Fans once wondered about the identity of the man in the white Fedora. Turns out, he was played by Tom Jacobs, brother of Danny Thomas. On the other hand, the actor who portrayed "Mr. Schwamp" continues to stump Andy Griffith Show fanatics. You can often spot these Mayberry citizens in the background of crowd scenes, town hall meetings, parades, etc.
"Nice Dress Nellie" is another of these perplexing figures about town. This stylish woman appears throughout the entire run of the series. She made her debut in the second episode, "The Manhunt," in October 1960, and can be seen leaning against the door in the Civic League meeting eight years later in the finale, "Mayberry, R.F.D."
Nellie is dancing by the saxophone player at the Mayberry Union High School reunion in "Class Reunion." She is dancing again, with a bespectacled man, in "Fun Girls." She is sitting at the judges' table during the flower contest in "Only a Rose."
But fans will most likely remember her from a moment in season one. In the episode "Andy Saves Barney's Morale," Barney Fife gets a taste of power. Andy has left him in charge, you see. Barney, in turn, has arrested most of the town — including the Mayor, Aunt Bee and Opie!
Mayberry citizens pack the jail cells. Andy sets the free and greets them as they exit the cell like a clown car.
Our familiar Nellie files past Andy, following Franklin from the bank.
"Hey, Nellie," the sheriff says to her. "That's a nice dress."
Thus, the legend of "Nice Dress Nellie" was born.
Like Mr. Schwamp, Nice Dress Nellie befuddled fans for decades. The actress went uncredited, unnamed and unknown.
However, in 2019, at long last, more clues to the true identity of Nice Dress Nellie arose. We now have some clarity.
Bruce Bilson worked as the assistant director on the earliest seasons of The Andy Griffith Show.
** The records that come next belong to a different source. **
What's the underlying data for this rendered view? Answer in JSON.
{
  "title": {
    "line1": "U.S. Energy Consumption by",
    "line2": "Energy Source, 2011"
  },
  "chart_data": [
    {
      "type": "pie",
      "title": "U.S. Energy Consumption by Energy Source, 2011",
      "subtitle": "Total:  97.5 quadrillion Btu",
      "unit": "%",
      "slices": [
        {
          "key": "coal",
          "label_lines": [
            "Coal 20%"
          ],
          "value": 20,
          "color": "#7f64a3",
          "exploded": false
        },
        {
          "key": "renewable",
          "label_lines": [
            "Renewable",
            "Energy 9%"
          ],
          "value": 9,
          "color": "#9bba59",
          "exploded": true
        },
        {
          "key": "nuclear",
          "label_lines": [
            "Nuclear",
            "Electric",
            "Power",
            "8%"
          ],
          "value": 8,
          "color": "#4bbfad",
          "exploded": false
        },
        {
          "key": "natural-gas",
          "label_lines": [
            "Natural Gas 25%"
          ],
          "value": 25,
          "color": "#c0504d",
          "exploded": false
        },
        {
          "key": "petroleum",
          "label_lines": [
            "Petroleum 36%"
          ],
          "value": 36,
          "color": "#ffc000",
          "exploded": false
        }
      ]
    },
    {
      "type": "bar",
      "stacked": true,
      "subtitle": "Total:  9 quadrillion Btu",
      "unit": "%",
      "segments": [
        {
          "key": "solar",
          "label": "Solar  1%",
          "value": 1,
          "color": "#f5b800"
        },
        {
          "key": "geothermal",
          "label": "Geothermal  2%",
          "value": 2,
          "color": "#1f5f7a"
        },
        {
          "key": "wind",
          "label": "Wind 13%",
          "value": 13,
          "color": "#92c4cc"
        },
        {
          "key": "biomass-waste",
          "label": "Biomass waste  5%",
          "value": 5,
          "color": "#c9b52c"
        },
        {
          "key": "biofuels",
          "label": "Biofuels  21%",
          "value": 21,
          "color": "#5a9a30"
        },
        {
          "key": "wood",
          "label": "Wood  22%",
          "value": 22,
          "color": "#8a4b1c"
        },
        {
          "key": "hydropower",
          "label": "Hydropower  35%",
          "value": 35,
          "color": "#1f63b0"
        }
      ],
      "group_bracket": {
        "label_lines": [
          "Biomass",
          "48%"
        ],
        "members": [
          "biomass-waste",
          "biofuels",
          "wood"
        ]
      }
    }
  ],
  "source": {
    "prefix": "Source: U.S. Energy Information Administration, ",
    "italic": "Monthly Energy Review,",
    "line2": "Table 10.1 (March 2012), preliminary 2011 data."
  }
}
The Andy Griffith Show fan podcast Two Chairs, No Waiting featured a meaty interview with Mr. Bilson that was recorded at the Mayberry Days festival in 2015. Bilson had loads of insight into the creation of the beloved show, but none as satisfying as his explanation of Nice Dress Nellie.
"Her name was Marvel," Bilson said of the actress. "She stood in for Don Knotts, if you would believe that."
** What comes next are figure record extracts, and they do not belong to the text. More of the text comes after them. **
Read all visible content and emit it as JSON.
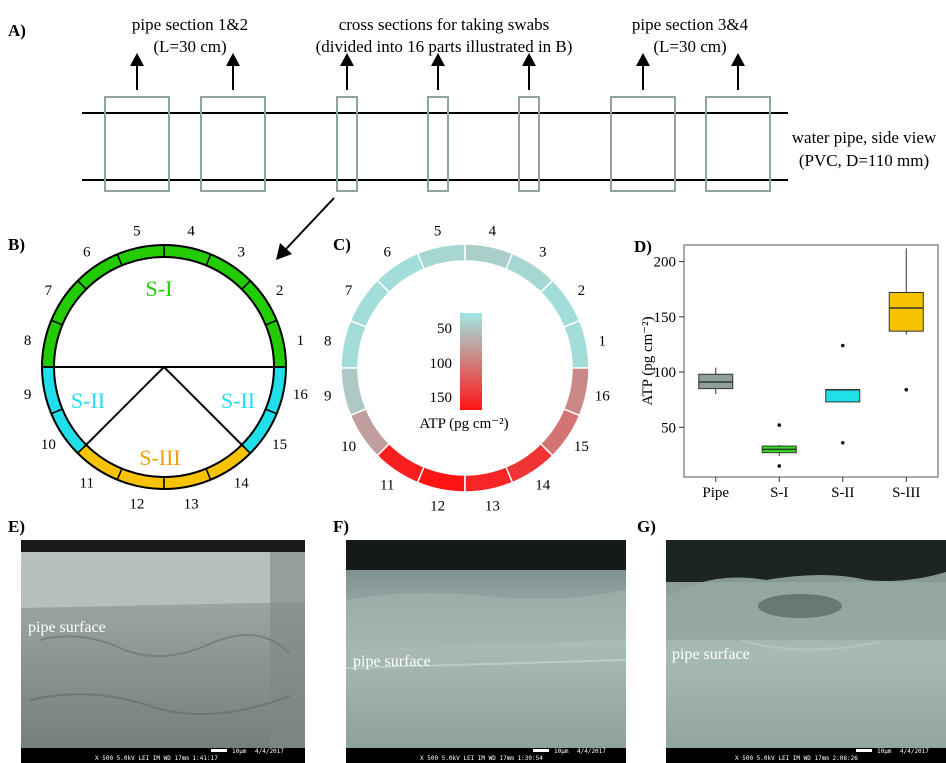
{
  "panels": {
    "a": "A)",
    "b": "B)",
    "c": "C)",
    "d": "D)",
    "e": "E)",
    "f": "F)",
    "g": "G)"
  },
  "panel_a": {
    "label_sec12_line1": "pipe section 1&2",
    "label_sec12_line2": "(L=30 cm)",
    "label_cross_line1": "cross sections for taking swabs",
    "label_cross_line2": "(divided into 16 parts illustrated in B)",
    "label_sec34_line1": "pipe section 3&4",
    "label_sec34_line2": "(L=30 cm)",
    "label_pipe_line1": "water pipe, side view",
    "label_pipe_line2": "(PVC, D=110 mm)"
  },
  "panel_b": {
    "segment_numbers": [
      "1",
      "2",
      "3",
      "4",
      "5",
      "6",
      "7",
      "8",
      "9",
      "10",
      "11",
      "12",
      "13",
      "14",
      "15",
      "16"
    ],
    "zone_s1": "S-I",
    "zone_s2_left": "S-II",
    "zone_s2_right": "S-II",
    "zone_s3": "S-III",
    "colors": {
      "s1": "#22cc00",
      "s2": "#1fdfea",
      "s3": "#f7c200"
    }
  },
  "panel_c": {
    "segment_numbers": [
      "1",
      "2",
      "3",
      "4",
      "5",
      "6",
      "7",
      "8",
      "9",
      "10",
      "11",
      "12",
      "13",
      "14",
      "15",
      "16"
    ],
    "scale_ticks": [
      "50",
      "100",
      "150"
    ],
    "scale_title": "ATP (pg cm⁻²)",
    "colors": {
      "low": "#9ee8e4",
      "high": "#ff1414"
    }
  },
  "chart_data": {
    "type": "box",
    "categories": [
      "Pipe",
      "S-I",
      "S-II",
      "S-III"
    ],
    "ylabel": "ATP (pg cm⁻²)",
    "yticks": [
      50,
      100,
      150,
      200
    ],
    "ylim": [
      5,
      215
    ],
    "boxes": [
      {
        "name": "Pipe",
        "color": "#8f9f9b",
        "min": 80,
        "q1": 85,
        "median": 91,
        "q3": 98,
        "max": 104,
        "outliers": []
      },
      {
        "name": "S-I",
        "color": "#33e020",
        "min": 24,
        "q1": 27,
        "median": 30,
        "q3": 33,
        "max": 34,
        "outliers": [
          52,
          15
        ]
      },
      {
        "name": "S-II",
        "color": "#1fdfea",
        "min": 73,
        "q1": 73,
        "median": 84,
        "q3": 84,
        "max": 84,
        "outliers": [
          124,
          36
        ]
      },
      {
        "name": "S-III",
        "color": "#f7c200",
        "min": 134,
        "q1": 137,
        "median": 158,
        "q3": 172,
        "max": 212,
        "outliers": [
          84
        ]
      }
    ]
  },
  "sem_images": {
    "e_label": "pipe surface",
    "f_label": "pipe surface",
    "g_label": "pipe surface",
    "e_bar": "X 500     5.0kV  LEI   IM     WD 17mm   1:41:17",
    "f_bar": "X 500     5.0kV  LEI   IM     WD 17mm   1:30:54",
    "g_bar": "X 500     5.0kV  LEI   IM     WD 17mm   2:08:26",
    "scale_text": "10μm",
    "date_text": "4/4/2017"
  }
}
Aha! A last name! The Mysterious Mrs. Marvel! Alas, no first name was given, but how fascinating is that? She was the stand-in for Barney Fife himself!
In a film or television production, the stand-ins do the work too menial or boring for stars. As the directors, cinematographers and lighters set up a scene, the stand-ins post on the set, taking the place of the main actors. This allows the cameramen to frame the shot, position the characters, tweak the lighting. Meanwhile, the stars can rehearse lines and eat sandwiches in their trailers. Stand-ins are the same size and shape as the characters they represent. In this case, Mrs. Marvel proved to be the ideal substitute for Don Knotts.
Keep your eyes peeled for her and remember — she was the real fill-in for the deputy!